In the early 18th century, Jean Brown, a servant in the parish of Penninghame, Wigtown, found herself ensnared in the web of accusations that characterized the Scottish witch trials. Born into a lower socioeconomic status, Jean was 41 years old when the charges of witchcraft were leveled against her. Despite claiming she was unmarried, testimony from witnesses indicated that she was indeed a wife and also a mother to a daughter—an assertion that seemingly contradicted her own admission. Her life had been steeped in labor typical of a "servtrix," as the records denote, but it was a claim she made about spiritual apparitions that stirred the suspicion of witchcraft. Jean confessed that spectral figures had visited her 16 years prior, an admission that may have been key to the charges brought against her.

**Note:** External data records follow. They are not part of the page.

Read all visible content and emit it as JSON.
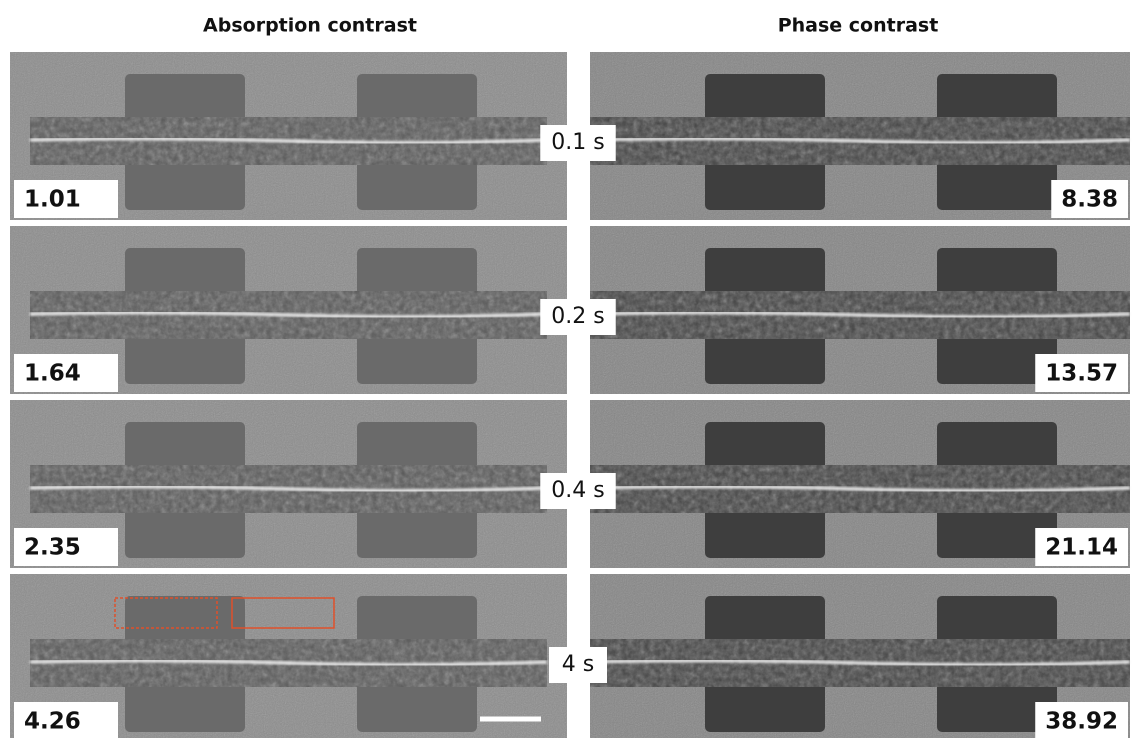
{
  "header": {
    "left_title": "Absorption contrast",
    "right_title": "Phase contrast"
  },
  "rows": [
    {
      "time": "0.1 s",
      "absorption": 1.01,
      "phase": 8.38
    },
    {
      "time": "0.2 s",
      "absorption": 1.64,
      "phase": 13.57
    },
    {
      "time": "0.4 s",
      "absorption": 2.35,
      "phase": 21.14
    },
    {
      "time": "4 s",
      "absorption": 4.26,
      "phase": 38.92
    }
  ]
}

The judicial proceedings against Jean were marked by a prisoner's absence, as she did not present herself for her trial resulting from an alleged escape. However, the customary measures of ecclesiastical discipline in such cases did not escape her; she was sentenced to excommunication, a punishment both severe and socially crippling, aimed at severing her from the religious community. Despite three distinct confession records being noted from January to March of 1706, her actual whereabouts during these legal machinations remain a matter of record omission. One can only glean from the trial notations that weathered a guilty verdict, the symbolic, perhaps even literal marginalization was imposed upon Jean through the ultimate sanction of excommunication.
The record of Jean Brown's case is a fragmentary but illustrative example of how women, particularly those of the lower social orders like Jean, were vulnerable to accusations of witchcraft in early modern Scotland. Charged under circumstances that combined both societal prejudices and elusive spectral claims, Jean's experience exemplifies the precarious fate that could await those branded with the mark of witchcraft. Her confessions, the escape from trial, and eventual excommunication stand as reminders of a complex period marked by fear and uncertainty, tracing the shadowy lines between belief and justice written into the annals of Scottish history.